Corporation tax rate for foreign companies has been reduced from 40 per cent (plus surcharge & cess) to flat 30 per cent. If you thought draftsmen to the Direct Taxes Bill, 2010, (the code) had rationalised the tax rates for foreign companies, you should, maybe, continue reading this article.
While the basic corporate tax rates for Indian and foreign companies have been aligned, a new genre of tax, known as branch profit tax, is proposed to be imposed upon the latter. If the new legislation could see the dawn of day, foreign companies operating in India would be subjected to a 15 per cent tax, on their income attributable to Indian operations. And, this tax would be levied on profits, residual after payment of basic corporation tax rate of 30 per cent, taking the effective tax rate to 40.5 per cent.

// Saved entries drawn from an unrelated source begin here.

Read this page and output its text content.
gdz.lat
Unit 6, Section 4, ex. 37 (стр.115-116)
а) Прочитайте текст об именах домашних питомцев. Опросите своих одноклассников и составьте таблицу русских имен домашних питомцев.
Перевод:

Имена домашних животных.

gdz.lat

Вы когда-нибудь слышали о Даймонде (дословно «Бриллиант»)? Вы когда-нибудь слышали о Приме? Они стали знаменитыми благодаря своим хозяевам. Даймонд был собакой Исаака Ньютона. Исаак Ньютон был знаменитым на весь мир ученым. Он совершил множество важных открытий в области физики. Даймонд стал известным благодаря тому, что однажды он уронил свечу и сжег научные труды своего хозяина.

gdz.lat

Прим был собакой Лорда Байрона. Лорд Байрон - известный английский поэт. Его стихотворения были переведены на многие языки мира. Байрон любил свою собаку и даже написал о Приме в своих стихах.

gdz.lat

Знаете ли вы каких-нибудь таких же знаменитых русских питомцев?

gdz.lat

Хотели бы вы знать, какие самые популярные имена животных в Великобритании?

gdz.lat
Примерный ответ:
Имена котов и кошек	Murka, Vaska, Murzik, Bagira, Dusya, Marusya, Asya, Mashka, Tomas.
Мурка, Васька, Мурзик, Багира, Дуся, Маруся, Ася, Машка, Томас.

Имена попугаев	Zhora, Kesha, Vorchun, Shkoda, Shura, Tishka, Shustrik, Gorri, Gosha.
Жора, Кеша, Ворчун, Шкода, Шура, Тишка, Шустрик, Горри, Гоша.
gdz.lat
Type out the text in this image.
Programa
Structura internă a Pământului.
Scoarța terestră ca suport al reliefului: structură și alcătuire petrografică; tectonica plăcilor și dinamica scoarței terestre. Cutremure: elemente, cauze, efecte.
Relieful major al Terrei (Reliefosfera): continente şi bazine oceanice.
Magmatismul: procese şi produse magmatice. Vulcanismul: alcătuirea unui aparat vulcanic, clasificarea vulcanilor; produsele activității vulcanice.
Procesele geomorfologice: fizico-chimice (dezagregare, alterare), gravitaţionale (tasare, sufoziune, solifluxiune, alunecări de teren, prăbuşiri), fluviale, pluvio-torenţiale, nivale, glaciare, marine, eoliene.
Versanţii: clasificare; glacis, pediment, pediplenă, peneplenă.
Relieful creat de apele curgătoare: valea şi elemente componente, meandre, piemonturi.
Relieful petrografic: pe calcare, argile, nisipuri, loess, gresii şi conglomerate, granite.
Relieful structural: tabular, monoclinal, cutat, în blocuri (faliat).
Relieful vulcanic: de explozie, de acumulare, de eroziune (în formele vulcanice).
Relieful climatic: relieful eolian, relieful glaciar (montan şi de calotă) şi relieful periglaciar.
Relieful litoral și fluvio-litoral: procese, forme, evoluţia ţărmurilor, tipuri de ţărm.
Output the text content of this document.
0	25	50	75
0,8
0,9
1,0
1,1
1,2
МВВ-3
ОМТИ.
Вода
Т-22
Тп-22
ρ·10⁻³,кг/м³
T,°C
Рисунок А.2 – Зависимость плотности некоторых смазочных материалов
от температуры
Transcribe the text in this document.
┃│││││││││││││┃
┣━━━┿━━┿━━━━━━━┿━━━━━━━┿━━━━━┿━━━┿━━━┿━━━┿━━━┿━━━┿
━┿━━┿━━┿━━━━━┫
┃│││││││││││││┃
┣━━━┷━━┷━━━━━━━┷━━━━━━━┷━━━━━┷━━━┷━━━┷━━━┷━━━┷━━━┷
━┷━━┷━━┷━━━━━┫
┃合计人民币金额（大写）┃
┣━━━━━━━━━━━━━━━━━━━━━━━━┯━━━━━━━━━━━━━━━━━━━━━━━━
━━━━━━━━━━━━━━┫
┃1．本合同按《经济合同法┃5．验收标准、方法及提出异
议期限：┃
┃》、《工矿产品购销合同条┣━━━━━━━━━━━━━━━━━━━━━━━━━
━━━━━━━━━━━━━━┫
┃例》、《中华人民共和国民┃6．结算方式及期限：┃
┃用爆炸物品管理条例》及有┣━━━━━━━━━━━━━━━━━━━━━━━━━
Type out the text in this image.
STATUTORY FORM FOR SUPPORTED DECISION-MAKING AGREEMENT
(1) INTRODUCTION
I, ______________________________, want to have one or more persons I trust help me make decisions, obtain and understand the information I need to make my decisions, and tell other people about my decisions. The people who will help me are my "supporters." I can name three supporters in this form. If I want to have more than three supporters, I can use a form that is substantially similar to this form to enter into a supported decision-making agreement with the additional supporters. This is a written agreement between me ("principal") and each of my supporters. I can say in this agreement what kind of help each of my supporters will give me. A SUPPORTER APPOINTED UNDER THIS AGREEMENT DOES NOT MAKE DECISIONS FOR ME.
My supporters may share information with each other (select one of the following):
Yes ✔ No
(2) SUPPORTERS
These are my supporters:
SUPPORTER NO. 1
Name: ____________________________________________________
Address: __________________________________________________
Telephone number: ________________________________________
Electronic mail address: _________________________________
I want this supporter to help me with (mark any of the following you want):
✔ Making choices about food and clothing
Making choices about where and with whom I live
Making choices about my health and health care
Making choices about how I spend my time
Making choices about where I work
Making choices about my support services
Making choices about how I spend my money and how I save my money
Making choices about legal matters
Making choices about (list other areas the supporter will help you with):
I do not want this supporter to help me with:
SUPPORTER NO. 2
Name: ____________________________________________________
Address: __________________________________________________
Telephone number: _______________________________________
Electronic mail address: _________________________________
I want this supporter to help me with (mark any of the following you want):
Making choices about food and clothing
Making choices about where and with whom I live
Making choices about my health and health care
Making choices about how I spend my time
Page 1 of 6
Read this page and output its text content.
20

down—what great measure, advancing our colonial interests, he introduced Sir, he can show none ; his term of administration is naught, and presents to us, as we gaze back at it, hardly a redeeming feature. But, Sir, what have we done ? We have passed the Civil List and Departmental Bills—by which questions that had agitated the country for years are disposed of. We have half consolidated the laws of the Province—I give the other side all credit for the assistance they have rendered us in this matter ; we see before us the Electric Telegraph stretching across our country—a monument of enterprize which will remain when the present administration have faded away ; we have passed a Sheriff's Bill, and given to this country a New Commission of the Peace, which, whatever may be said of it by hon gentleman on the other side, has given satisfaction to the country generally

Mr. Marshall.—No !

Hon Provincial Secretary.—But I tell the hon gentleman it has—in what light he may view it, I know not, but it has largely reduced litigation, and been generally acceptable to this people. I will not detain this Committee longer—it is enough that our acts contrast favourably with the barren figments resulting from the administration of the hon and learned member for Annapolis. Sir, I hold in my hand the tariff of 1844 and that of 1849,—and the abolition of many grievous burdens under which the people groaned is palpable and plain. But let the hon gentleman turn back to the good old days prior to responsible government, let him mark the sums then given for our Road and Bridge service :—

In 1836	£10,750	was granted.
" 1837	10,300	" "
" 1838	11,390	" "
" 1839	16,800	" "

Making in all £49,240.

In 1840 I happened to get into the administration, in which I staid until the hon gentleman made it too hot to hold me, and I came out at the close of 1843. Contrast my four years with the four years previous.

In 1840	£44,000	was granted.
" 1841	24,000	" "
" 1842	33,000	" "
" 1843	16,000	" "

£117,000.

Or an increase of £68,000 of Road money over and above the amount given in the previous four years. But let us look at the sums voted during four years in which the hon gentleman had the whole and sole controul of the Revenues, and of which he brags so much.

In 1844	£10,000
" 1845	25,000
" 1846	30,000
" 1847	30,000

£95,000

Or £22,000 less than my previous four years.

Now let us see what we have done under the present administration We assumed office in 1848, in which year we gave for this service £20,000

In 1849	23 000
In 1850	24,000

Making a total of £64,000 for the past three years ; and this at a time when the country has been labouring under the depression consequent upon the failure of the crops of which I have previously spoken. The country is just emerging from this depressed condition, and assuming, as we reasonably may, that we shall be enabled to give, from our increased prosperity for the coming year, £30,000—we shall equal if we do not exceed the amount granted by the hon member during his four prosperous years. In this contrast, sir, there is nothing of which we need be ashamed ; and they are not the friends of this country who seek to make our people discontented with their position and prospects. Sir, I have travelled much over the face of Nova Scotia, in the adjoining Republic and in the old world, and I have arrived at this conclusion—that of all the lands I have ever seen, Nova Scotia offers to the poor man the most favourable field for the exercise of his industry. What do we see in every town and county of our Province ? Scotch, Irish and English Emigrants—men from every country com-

The Working Group for Study of Non-Resident Taxation, which first proposed this tax in 2003, had aimed to remove discrimination between domestic and foreign companies. They proposed equalising the burden of dividend distribution tax (levied on Indian firms at the time of declaring dividends to shareholders) with branch profit taxes. However, the legislators to the Code have implemented their recommendation, overlooking its basic rationale. In its present form, all branches of foreign companies are liable to branch profit tax, irrespective of whether or not profits are repatriated to home jurisdiction. And, discrimination continues to exist, as the base for computing this tax is to be computed, considering even indirectly attributed profits.
Stakeholders have repeatedly made representations before the finance ministry to clarify their stand on the anomaly and there is an urgent need for the ministry to dispel qualms of perplexed foreign investors. It also needs to clarify whether withholding tax provisions shall apply to this new tax and whether its credit shall be available to foreign companies in their home countries.